Mittwoch, 24. April 2024

Archiv

Stefan Etgeton vs. Jochen Pimpertz
Private Krankenversicherung – einfach abschaffen?

Deutschland ist europaweit das einzige Land, das im Gesundheitswesen zweigleisig fährt. Angesichts einer alternden Gesellschaft, explodierender Kosten und der Forderung nach mehr sozialer Gerechtigkeit stellt sich die Frage: Brauchen wir ein einheitliches Versicherungssystem? Darüber streiten Stefan Etgeton und Jochen Pimpertz.

Moderation: Birgid Becker | 23.06.2018
    Gesundheitskarten verschiedener Krankenkassen liegen auf einem Tisch.
    "Privat- oder Kassenpatient?" Diese Frage wird einem bei einem Arztbesuch oft noch vor der Frage nach den Beschwerden gestellt (dpa / Jens Kalaene)
    Das deutsche Gesundheitswesen ist nicht wirklich gesund. Darüber sind sich Politiker, Experten und Bürger weitgehend einig.
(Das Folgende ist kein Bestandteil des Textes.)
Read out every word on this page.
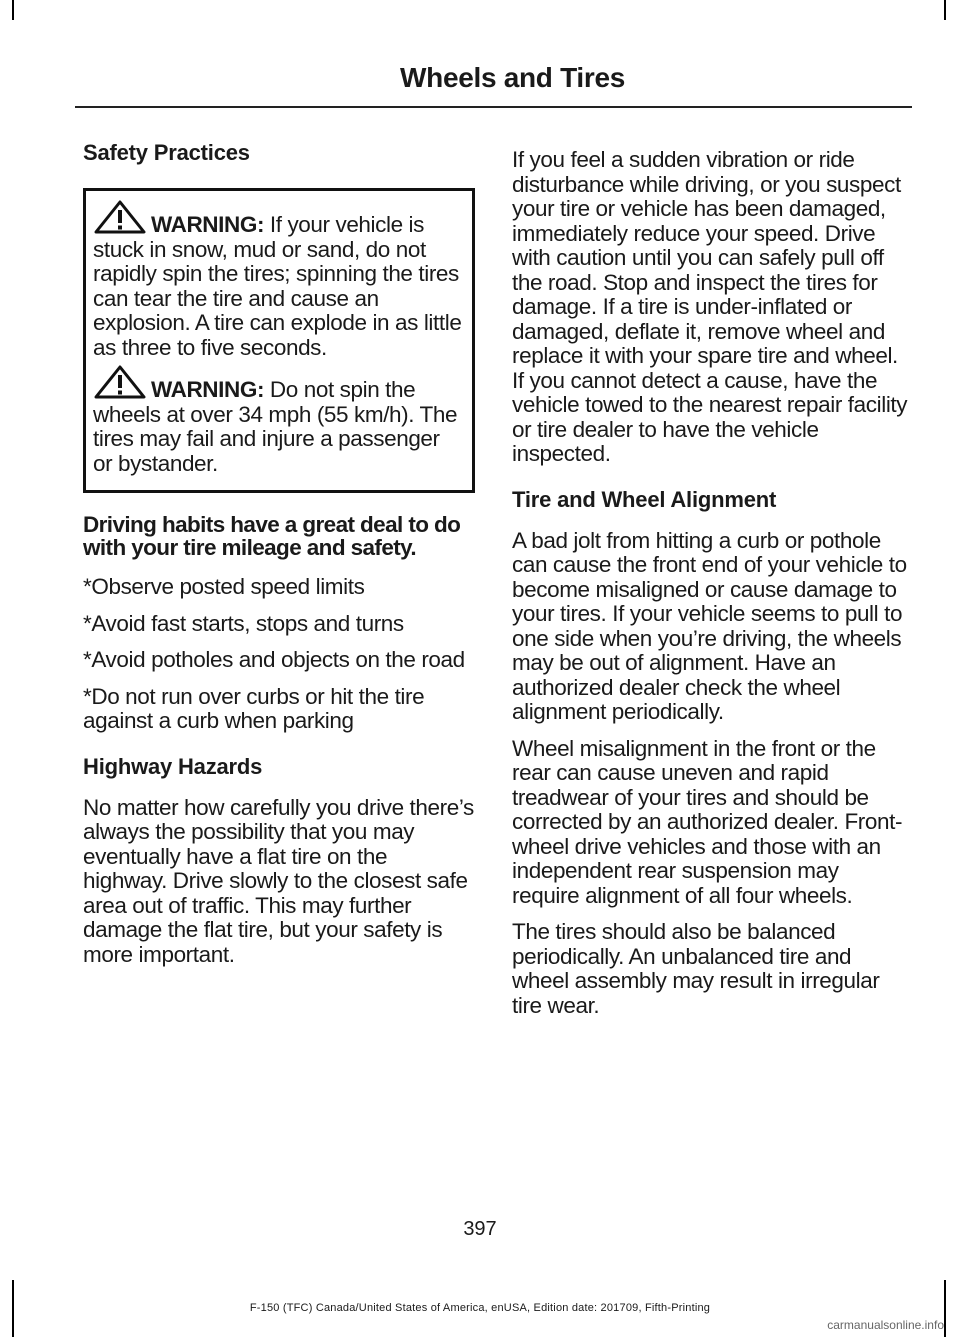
Wheels and Tires
Safety Practices
WARNING: If your vehicle is stuck in snow, mud or sand, do not rapidly spin the tires; spinning the tires can tear the tire and cause an explosion. A tire can explode in as little as three to five seconds.
WARNING: Do not spin the wheels at over 34 mph (55 km/h). The tires may fail and injure a passenger or bystander.

Driving habits have a great deal to do with your tire mileage and safety.

*Observe posted speed limits

*Avoid fast starts, stops and turns

*Avoid potholes and objects on the road

*Do not run over curbs or hit the tire against a curb when parking

Highway Hazards

No matter how carefully you drive there’s always the possibility that you may eventually have a flat tire on the highway. Drive slowly to the closest safe area out of traffic. This may further damage the flat tire, but your safety is more important.

If you feel a sudden vibration or ride disturbance while driving, or you suspect your tire or vehicle has been damaged, immediately reduce your speed. Drive with caution until you can safely pull off the road. Stop and inspect the tires for damage. If a tire is under-inflated or damaged, deflate it, remove wheel and replace it with your spare tire and wheel. If you cannot detect a cause, have the vehicle towed to the nearest repair facility or tire dealer to have the vehicle inspected.

Tire and Wheel Alignment

A bad jolt from hitting a curb or pothole can cause the front end of your vehicle to become misaligned or cause damage to your tires. If your vehicle seems to pull to one side when you’re driving, the wheels may be out of alignment. Have an authorized dealer check the wheel alignment periodically.

Wheel misalignment in the front or the rear can cause uneven and rapid treadwear of your tires and should be corrected by an authorized dealer. Front-wheel drive vehicles and those with an independent rear suspension may require alignment of all four wheels.

The tires should also be balanced periodically. An unbalanced tire and wheel assembly may result in irregular tire wear.

397
F-150 (TFC) Canada/United States of America, enUSA, Edition date: 201709, Fifth-Printing
carmanualsonline.info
Es gibt zahlreiche Probleme: explodierende Kosten, eine steigende Nachfrage nach Gesundheitsleistungen, die Folgen des demografischen Wandels und nicht zuletzt die Frage nach Solidarität und sozialer Gerechtigkeit. Doch über eine mögliche Therapie gehen die Meinungen weit auseinander. Sollte das doppelte Versicherungssystem aus gesetzlichen Krankenkassen (GKV), bei denen immerhin rund 90 Prozent der Patienten Mitglied sind, und privaten Krankenversicherungen (PKV) abgeschafft werden? Über das Pro und Contra diskutieren Stefan Etgeton und Jochen Pimpertz.
    Jochen Pimpertz, Experte für Fragen der sozialen Sicherung beim Institut der deutschen Wirtschaft (IW):
    "Der größte Vorteil der privaten Krankenversicherung, wie wir sie heute kennen, ist, dass dort die Versicherten für ihre im Alter steigenden Ausgaben selber vorsorgen. In einer alternden Bevölkerung können privat Versicherte steigende Lasten nicht auf andere Generationen überwälzen. Gleichwohl ist die PKV nach heutigen Regeln kein Idealmodell. Wenn wir aber heute diskutieren, ob es die PKV abzuschaffen gilt, dann müssen wir auch nach der Alternative fragen. Und da ist bislang in der Öffentlichkeit nur eine Bürgerversicherung nach GKV-Regeln in der Diskussion. Die hat aber auch wieder ganz spezifische Probleme."
    Stefan Etgeton, Gesundheitsexperte der Bertelsmann-Stiftung:
    "Es wird ja immer behauptet, Deutschland hätte das beste Gesundheitssystem der Welt. Wenn man sich mal die Zahlen anschaut und internationale Vergleiche, dann sieht man, wir zahlen relativ viel, das ist in der Tat so, aber hinsichtlich der Leistungen und der Qualität ist Deutschland eher Mittelmaß. Das heißt, da gibt es wesentlich bessere Gesundheitssysteme. Insofern gibt’s da tatsächlich ein Problem, ein Steuerungsproblem, ein Verbesserungsproblem. Meine These ist allerdings, dass wir diese Steuerungsprobleme leichter lösen können, wenn wir in einem einheitlichen Versicherungsmarkt sind. Und das heißt nicht eine Einheitsversicherung, sondern das heißt mehrere Krankenversicherungen, die im Wettbewerb stehen, aber zu gleichen Regeln. (…) Hinzu kommt, dass die Existenz der privaten Krankenversicherung dieses gesetzliche System auch tatsächlich schädigt."